The statutory financial statements and returns of the Company’s reinsurance subsidiaries at, and for the year ended, December 31, 2016 are due to be submitted to the relevant regulatory authorities later in 2017, with different filing dates in each jurisdiction. In certain jurisdictions, the statutory financial statements and returns are subject to the review and final approval of the relevant regulatory authorities.
The statutory net income of PartnerRe Bermuda and PartnerRe U.S. for the years ended December 31, 2016, 2015 and 2014 was as follows (in millions of U.S. dollars):
 
 
2016
 
2015
 
2014
PartnerRe Bermuda
 
$
533

 
$
444

 
$
660

PartnerRe U.S.
 
72

 
219

 
236

The required and actual statutory capital and surplus of PartnerRe Bermuda and PartnerRe U.S. at December 31, 2016 and 2015 was as follows (in millions of U.S. dollars):
 
 
PartnerRe Bermuda
 
PartnerRe U.S.
 
 
2016
 
2015
 
2016
 
2015
Required statutory capital and surplus
 
$
1,518

 
$
1,944

 
$
672

 
$
701

Actual statutory capital and surplus
 
4,159

 
3,032

 
1,464

 
1,405


At December 31, 2016 and 2015, the Company has Swiss and French branches of PartnerRe Europe that are regulated by the Central Bank of Ireland, as prescribed by the EU Reinsurance Directive.
In addition to the required statutory capital and surplus requirements in the table above, the Company is required to assess its own solvency capital needs both at a Group and subsidiary level.
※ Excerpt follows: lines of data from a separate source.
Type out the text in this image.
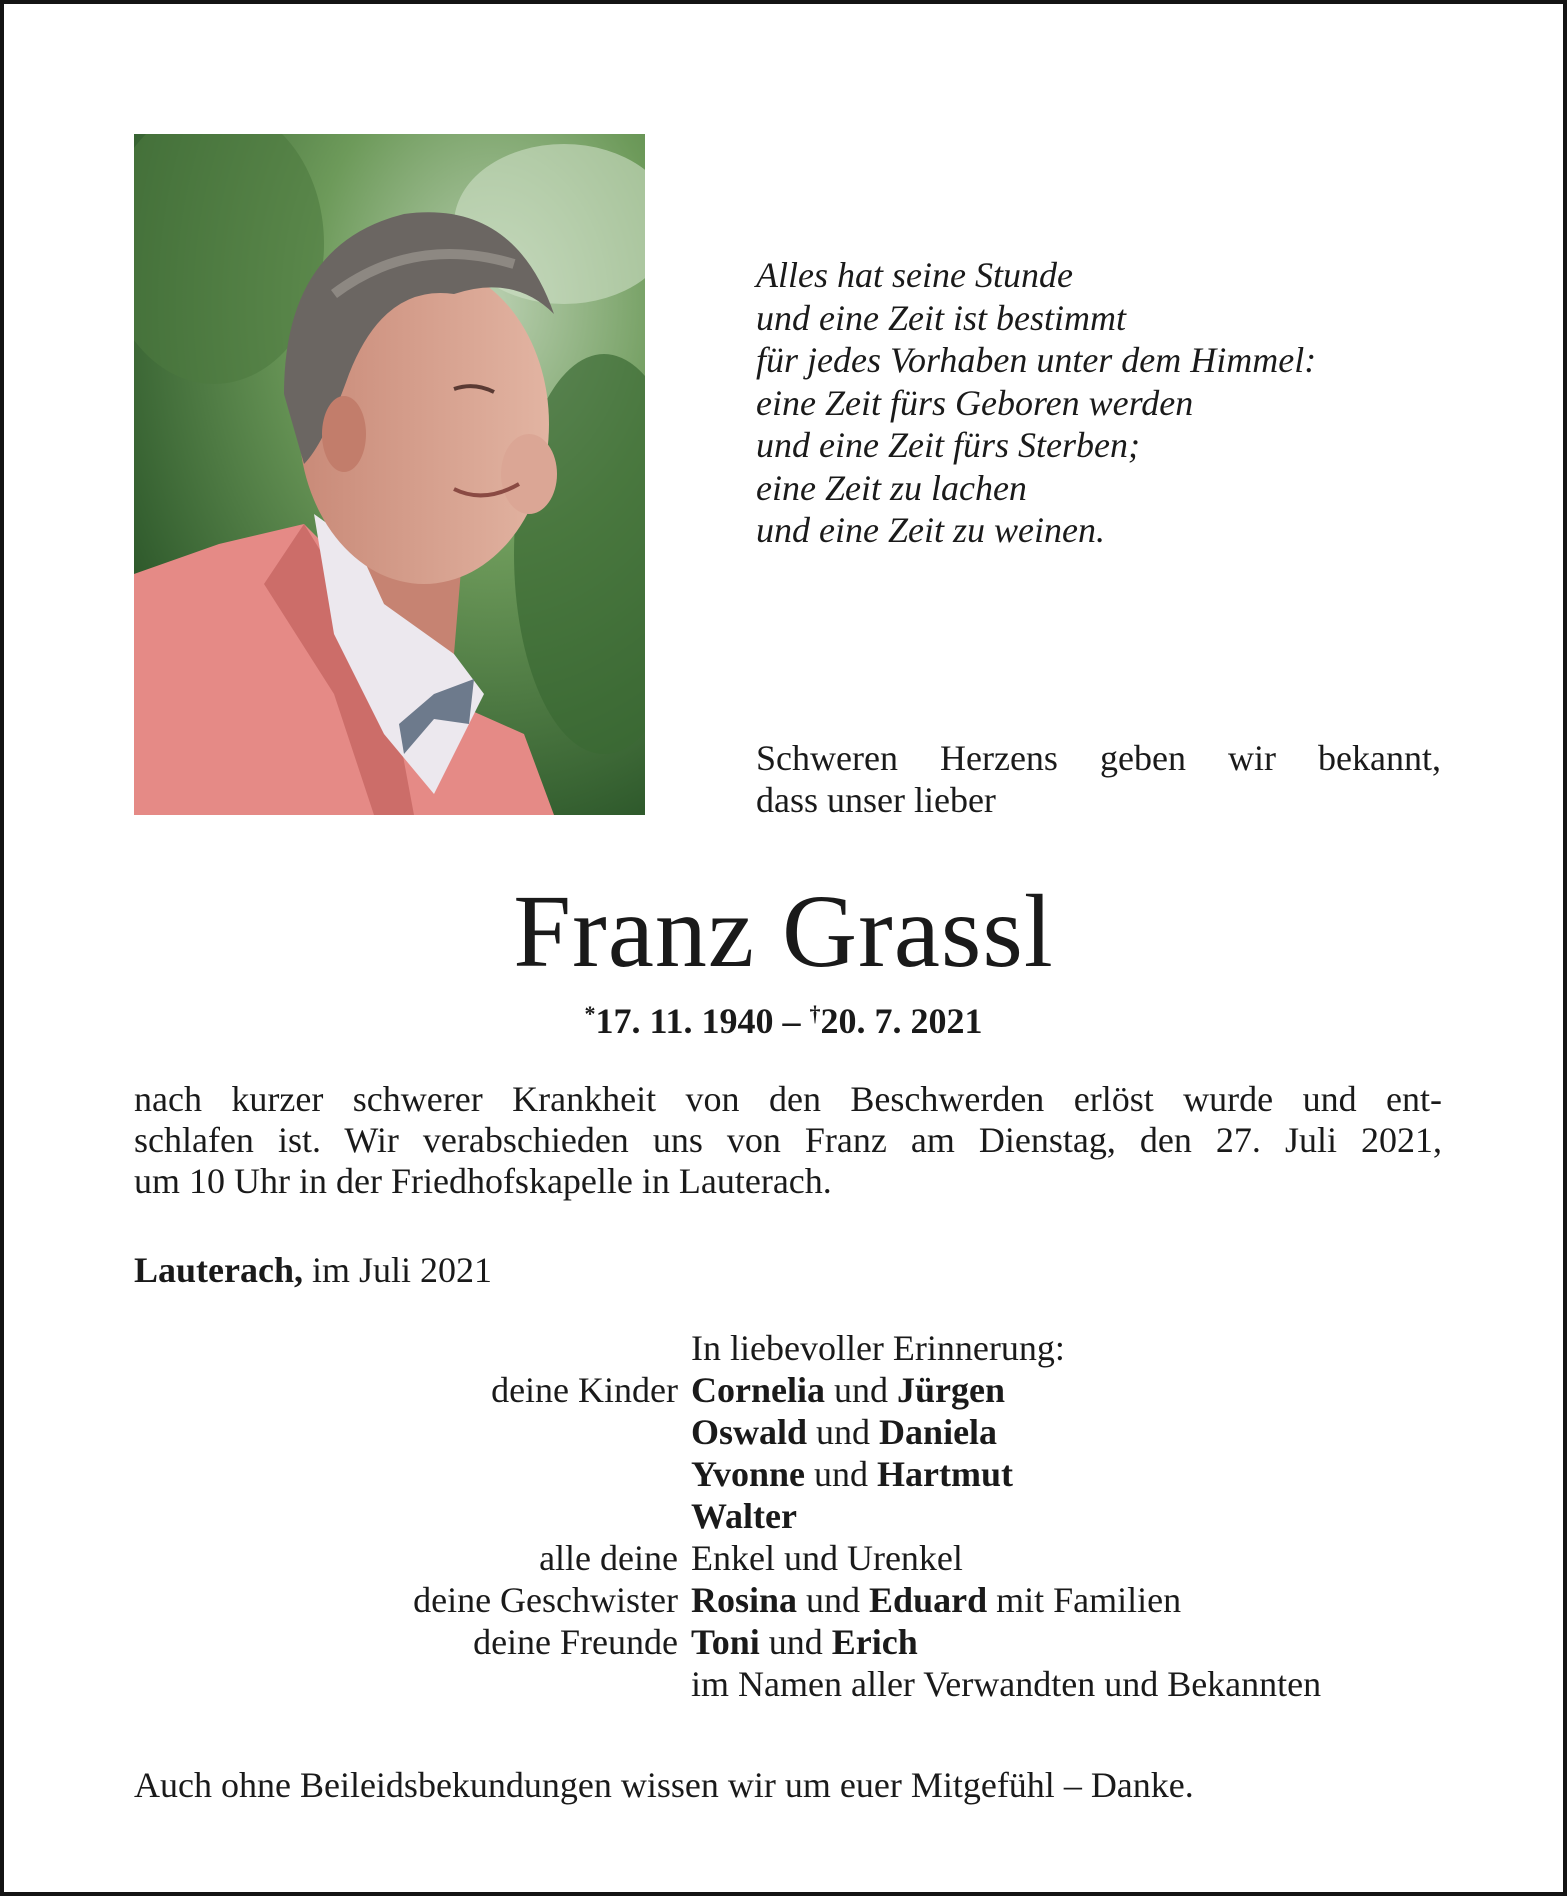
Alles hat seine Stunde
und eine Zeit ist bestimmt
für jedes Vorhaben unter dem Himmel:
eine Zeit fürs Geboren werden
und eine Zeit fürs Sterben;
eine Zeit zu lachen
und eine Zeit zu weinen.
Schweren Herzens geben wir bekannt,
dass unser lieber
Franz Grassl
*17. 11. 1940 – †20. 7. 2021
nach kurzer schwerer Krankheit von den Beschwerden erlöst wurde und ent-
schlafen ist. Wir verabschieden uns von Franz am Dienstag, den 27. Juli 2021,
um 10 Uhr in der Friedhofskapelle in Lauterach.
Lauterach, im Juli 2021
In liebevoller Erinnerung:
deine Kinder Cornelia und Jürgen
Oswald und Daniela
Yvonne und Hartmut
Walter
alle deine Enkel und Urenkel
deine Geschwister Rosina und Eduard mit Familien
deine Freunde Toni und Erich
im Namen aller Verwandten und Bekannten
Auch ohne Beileidsbekundungen wissen wir um euer Mitgefühl – Danke.
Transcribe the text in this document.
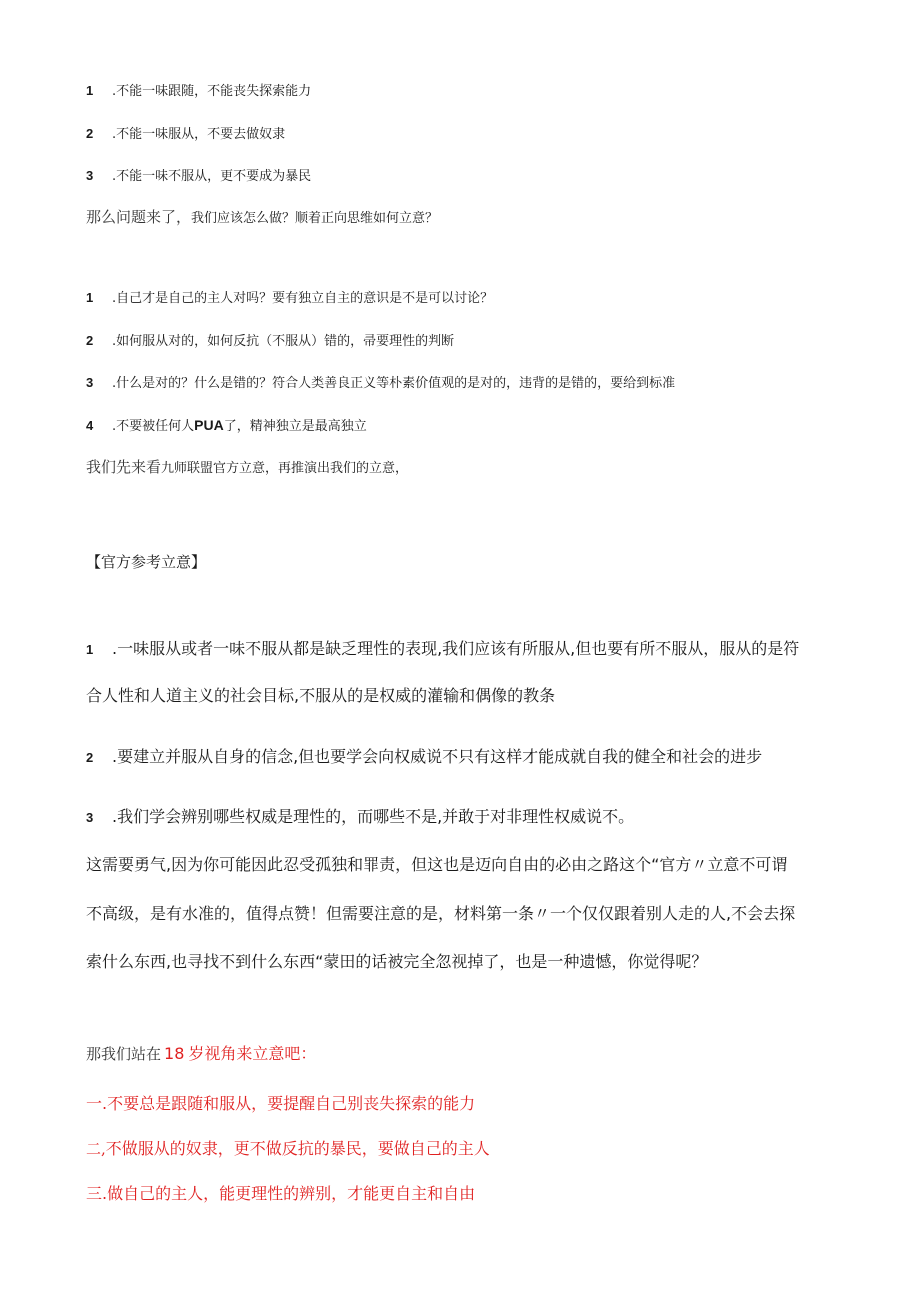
1 .不能一味跟随，不能丧失探索能力
2 .不能一味服从，不要去做奴隶
3 .不能一味不服从，更不要成为暴民
那么问题来了，我们应该怎么做？顺着正向思维如何立意？
1 .自己才是自己的主人对吗？要有独立自主的意识是不是可以讨论？
2 .如何服从对的，如何反抗（不服从）错的，帚要理性的判断
3 .什么是对的？什么是错的？符合人类善良正义等朴素价值观的是对的，违背的是错的，要给到标准
4 .不要被任何人PUA了，精神独立是最高独立
我们先来看九师联盟官方立意，再推演出我们的立意，
【官方参考立意】
1 .一味服从或者一味不服从都是缺乏理性的表现,我们应该有所服从,但也要有所不服从，服从的是符
合人性和人道主义的社会目标,不服从的是权威的灌输和偶像的教条
2 .要建立并服从自身的信念,但也要学会向权威说不只有这样才能成就自我的健全和社会的进步
3 .我们学会辨别哪些权威是理性的，而哪些不是,并敢于对非理性权威说不。
这需要勇气,因为你可能因此忍受孤独和罪责，但这也是迈向自由的必由之路这个“官方〃立意不可谓
不高级，是有水准的，值得点赞！但需要注意的是，材料第一条〃一个仅仅跟着别人走的人,不会去探
索什么东西,也寻找不到什么东西“蒙田的话被完全忽视掉了，也是一种遗憾，你觉得呢？
那我们站在 18 岁视角来立意吧：
一.不要总是跟随和服从，要提醒自己别丧失探索的能力
二,不做服从的奴隶，更不做反抗的暴民，要做自己的主人
三.做自己的主人，能更理性的辨别，才能更自主和自由
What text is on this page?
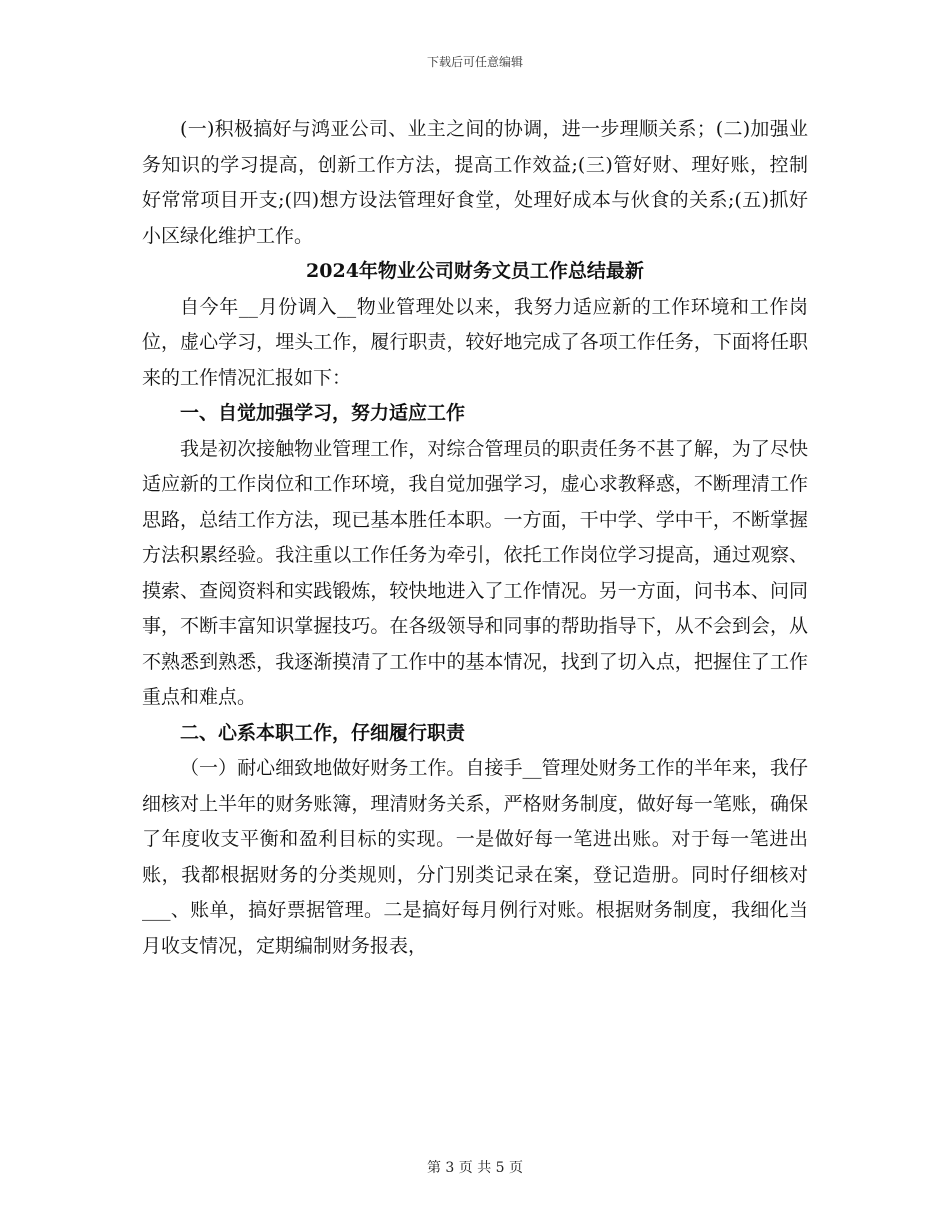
下载后可任意编辑

(一)积极搞好与鸿亚公司、业主之间的协调，进一步理顺关系；(二)加强业务知识的学习提高，创新工作方法，提高工作效益;(三)管好财、理好账，控制好常常项目开支;(四)想方设法管理好食堂，处理好成本与伙食的关系;(五)抓好小区绿化维护工作。

2024年物业公司财务文员工作总结最新

自今年__月份调入__物业管理处以来，我努力适应新的工作环境和工作岗位，虚心学习，埋头工作，履行职责，较好地完成了各项工作任务，下面将任职来的工作情况汇报如下：

一、自觉加强学习，努力适应工作

我是初次接触物业管理工作，对综合管理员的职责任务不甚了解，为了尽快适应新的工作岗位和工作环境，我自觉加强学习，虚心求教释惑，不断理清工作思路，总结工作方法，现已基本胜任本职。一方面，干中学、学中干，不断掌握方法积累经验。我注重以工作任务为牵引，依托工作岗位学习提高，通过观察、摸索、查阅资料和实践锻炼，较快地进入了工作情况。另一方面，问书本、问同事，不断丰富知识掌握技巧。在各级领导和同事的帮助指导下，从不会到会，从不熟悉到熟悉，我逐渐摸清了工作中的基本情况，找到了切入点，把握住了工作重点和难点。

二、心系本职工作，仔细履行职责

（一）耐心细致地做好财务工作。自接手__管理处财务工作的半年来，我仔细核对上半年的财务账簿，理清财务关系，严格财务制度，做好每一笔账，确保了年度收支平衡和盈利目标的实现。一是做好每一笔进出账。对于每一笔进出账，我都根据财务的分类规则，分门别类记录在案，登记造册。同时仔细核对___、账单，搞好票据管理。二是搞好每月例行对账。根据财务制度，我细化当月收支情况，定期编制财务报表，

第 3 页 共 5 页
The Company’s capital requirements determine the amount of capital available to be declared as dividends to its shareholders. As Group Supervisor, the BMA is tasked with assessing the financial condition of the Group and coordinates the dissemination of information to other relevant competent authorities for the purpose of assisting in their regulatory functions and the enforcement of regulatory action against the Company or any of its subsidiaries, including the power to impose restrictions on the ability of the relevant subsidiaries to declare dividends to the Company. In addition, the Company is required to maintain the Group ECR imposed by the BMA under Bermuda law.